The giant robot snail and the mystery monolith

WHAT’S the frequency, Kenneth? With apologies to rock icons REM, it’s the hi-tech festival that boasts a giant robot snail, a mysterious monolith, and sound in 3D.

Frequency Festival, celebrating its 10th anniversary, takes over the streets of Lincoln for four days, bringing weird and the wonderful tech to the historic English cathedral city.

From October 28 to 31, it blends art, heritage, media and culture to celebrate the theme of ‘Connection’ in ways you’re unlikely even to have dreamed of.

Frequency Festival turns the city into an open-air gallery, featuring works from established and emerging artists around Lincoln’s historic centre, and based around the Cornhill Quarter.

You’ll meet a 9m inflatable robot snail, explore AR technology showing pollution in real-time and hear 3D immersive sound from streets around the world.

Giant snail Luma will make you question all those sci-fi sensibilities. She’s an interactive inflatable robot who looms above visitors with a gentle presence, welcoming and otherworldly.

Soft and tactile, she’s made almost entirely from fabric, allowing her movement to capture the motions found in the animal kingdom.
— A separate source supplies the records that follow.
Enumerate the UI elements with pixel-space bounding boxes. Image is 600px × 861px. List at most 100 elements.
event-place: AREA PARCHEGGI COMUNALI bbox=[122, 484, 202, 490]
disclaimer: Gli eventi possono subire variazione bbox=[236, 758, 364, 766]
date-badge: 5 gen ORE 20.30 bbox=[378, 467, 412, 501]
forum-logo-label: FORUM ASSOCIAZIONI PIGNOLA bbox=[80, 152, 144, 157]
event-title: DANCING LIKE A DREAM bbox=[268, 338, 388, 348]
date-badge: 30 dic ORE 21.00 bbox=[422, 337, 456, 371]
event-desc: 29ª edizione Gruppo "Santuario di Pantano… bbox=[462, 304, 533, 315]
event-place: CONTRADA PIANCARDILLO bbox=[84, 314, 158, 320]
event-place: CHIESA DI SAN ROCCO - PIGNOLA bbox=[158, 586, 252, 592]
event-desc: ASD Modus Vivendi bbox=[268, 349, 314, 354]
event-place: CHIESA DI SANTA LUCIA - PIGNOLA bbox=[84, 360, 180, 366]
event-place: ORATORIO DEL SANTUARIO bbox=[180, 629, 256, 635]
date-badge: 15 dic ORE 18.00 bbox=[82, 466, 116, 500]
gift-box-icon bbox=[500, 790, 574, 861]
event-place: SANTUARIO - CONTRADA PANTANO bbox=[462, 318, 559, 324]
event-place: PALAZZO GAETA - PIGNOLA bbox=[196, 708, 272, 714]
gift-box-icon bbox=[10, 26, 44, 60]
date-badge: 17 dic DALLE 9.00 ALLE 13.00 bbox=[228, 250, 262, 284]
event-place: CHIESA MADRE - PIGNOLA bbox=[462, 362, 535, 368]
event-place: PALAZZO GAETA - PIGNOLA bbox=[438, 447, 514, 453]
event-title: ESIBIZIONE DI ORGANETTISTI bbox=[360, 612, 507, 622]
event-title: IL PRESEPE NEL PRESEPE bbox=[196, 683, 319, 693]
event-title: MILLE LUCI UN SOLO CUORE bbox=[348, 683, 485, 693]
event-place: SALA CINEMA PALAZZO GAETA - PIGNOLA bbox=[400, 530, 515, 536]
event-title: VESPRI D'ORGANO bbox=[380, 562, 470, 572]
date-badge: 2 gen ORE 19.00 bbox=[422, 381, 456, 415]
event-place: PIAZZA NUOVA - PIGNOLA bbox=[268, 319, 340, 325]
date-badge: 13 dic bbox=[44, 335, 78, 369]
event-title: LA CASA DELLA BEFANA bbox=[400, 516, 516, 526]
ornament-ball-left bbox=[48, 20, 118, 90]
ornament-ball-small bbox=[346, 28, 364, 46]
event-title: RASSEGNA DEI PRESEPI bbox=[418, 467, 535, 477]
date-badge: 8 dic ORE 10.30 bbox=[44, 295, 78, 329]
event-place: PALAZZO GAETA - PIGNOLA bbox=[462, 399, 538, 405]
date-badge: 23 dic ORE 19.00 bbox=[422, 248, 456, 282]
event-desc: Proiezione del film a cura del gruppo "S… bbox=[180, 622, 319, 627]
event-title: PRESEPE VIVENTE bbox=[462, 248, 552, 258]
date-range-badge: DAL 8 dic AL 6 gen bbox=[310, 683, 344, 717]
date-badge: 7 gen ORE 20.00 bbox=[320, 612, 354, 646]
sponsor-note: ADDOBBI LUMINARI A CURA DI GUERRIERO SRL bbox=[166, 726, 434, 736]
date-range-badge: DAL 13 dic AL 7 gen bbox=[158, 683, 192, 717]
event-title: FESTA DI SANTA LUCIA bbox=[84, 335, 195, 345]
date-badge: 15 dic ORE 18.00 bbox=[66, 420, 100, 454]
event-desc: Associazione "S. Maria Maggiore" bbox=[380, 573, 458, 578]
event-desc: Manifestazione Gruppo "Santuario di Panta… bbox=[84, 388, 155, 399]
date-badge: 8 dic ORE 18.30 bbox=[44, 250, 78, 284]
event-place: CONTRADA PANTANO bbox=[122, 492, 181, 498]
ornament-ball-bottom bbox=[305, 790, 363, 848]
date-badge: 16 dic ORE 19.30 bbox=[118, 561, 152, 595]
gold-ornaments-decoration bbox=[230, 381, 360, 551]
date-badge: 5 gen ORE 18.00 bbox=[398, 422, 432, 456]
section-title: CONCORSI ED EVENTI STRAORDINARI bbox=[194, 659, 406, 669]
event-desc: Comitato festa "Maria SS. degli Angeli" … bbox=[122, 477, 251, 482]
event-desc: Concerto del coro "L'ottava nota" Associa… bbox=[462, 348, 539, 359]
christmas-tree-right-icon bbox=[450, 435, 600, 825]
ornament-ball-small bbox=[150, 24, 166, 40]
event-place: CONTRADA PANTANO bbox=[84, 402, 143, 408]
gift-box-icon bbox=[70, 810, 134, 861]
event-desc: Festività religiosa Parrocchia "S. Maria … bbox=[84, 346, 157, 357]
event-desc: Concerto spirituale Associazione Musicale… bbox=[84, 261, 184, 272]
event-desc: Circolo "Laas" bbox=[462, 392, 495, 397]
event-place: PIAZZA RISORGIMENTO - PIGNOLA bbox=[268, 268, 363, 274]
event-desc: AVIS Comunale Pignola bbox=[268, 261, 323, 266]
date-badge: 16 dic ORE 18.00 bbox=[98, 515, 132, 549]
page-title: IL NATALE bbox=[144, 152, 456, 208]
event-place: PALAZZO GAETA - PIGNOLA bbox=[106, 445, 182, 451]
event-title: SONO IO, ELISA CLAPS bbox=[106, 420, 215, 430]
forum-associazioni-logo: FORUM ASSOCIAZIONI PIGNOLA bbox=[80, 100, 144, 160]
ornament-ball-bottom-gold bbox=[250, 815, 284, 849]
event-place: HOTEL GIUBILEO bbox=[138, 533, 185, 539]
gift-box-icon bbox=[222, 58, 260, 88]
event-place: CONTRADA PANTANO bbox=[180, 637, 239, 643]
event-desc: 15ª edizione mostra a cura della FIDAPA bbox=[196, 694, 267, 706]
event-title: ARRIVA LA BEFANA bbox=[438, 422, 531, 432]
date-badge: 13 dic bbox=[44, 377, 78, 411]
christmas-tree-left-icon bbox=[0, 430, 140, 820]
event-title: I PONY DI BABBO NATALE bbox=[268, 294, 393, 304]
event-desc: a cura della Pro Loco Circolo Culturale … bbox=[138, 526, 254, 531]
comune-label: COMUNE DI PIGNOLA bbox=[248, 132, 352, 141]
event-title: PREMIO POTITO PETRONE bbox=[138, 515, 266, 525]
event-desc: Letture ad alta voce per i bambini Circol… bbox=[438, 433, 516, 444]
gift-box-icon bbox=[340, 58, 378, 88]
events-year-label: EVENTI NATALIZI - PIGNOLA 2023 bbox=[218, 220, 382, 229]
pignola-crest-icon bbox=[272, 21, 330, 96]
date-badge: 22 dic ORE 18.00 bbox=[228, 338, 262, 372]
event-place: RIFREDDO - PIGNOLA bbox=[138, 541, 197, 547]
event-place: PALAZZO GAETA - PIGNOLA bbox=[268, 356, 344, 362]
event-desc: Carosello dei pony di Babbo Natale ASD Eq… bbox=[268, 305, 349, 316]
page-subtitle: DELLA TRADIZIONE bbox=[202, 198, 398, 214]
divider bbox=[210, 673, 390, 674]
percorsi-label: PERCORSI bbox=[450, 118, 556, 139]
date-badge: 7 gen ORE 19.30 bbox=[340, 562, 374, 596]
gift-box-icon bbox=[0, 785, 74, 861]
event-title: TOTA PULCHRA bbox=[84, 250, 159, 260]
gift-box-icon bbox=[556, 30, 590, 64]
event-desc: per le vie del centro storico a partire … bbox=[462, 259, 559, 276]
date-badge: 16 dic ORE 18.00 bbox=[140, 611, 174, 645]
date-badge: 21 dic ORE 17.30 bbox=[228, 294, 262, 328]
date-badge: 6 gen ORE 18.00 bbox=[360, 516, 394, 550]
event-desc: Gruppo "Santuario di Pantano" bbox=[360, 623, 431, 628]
Made by Air Giants, Luma champions nature and technology. 

Monolith is an audio online adventure developed with young people from across the UK, and uses meditation and mindfulness to take you on an adventure just beyond your perception.

All you need is a device connected to the internet and some headphones. Close your eyes, use your imagination, and explore the wonders of the universe wherever you are.

Other highlights include 5000 Miles, an immersive audio experience delivering the evocative sounds of other cultures using spatial audio technology and ambisonic 3D recording.

Created by Ithaca Studios, and commissioned by Digital Democracies, 5000 miles will be premiering a new lightscape to complement the immersive audio installation at Frequency Festival.

Meanwhile, Digital Atmosphere uses cutting-edge technology to show us, quite literally, what we’re breathing. The sculpture’s Atmo Sensor picks up the invisible changes in air quality.

Data is then translated by the artists into an evocative audio-visual simulation, visible only through the VR headset.

Other attractions include WE-Hope, tells first-hand histories of migration and separation through visuals, sound and song, including performances from local Lincoln choirs.

HERstory is an audio storytelling experience that uncovers the stories of women usually hidden from history, and who here open up about living through the Covid-19 pandemic.

In the past decade, Frequency has hosted more than 500 local, national and international artists in Lincoln, exhibiting their work to over 75,000 visitors, bringing in record numbers of visitors.

To keep audiences safe, organisers have put extra Covid measures in place for staff, volunteers, artists, and audiences. The festival is smaller in scale, and takes place both outdoors and online, with more intimate interactions.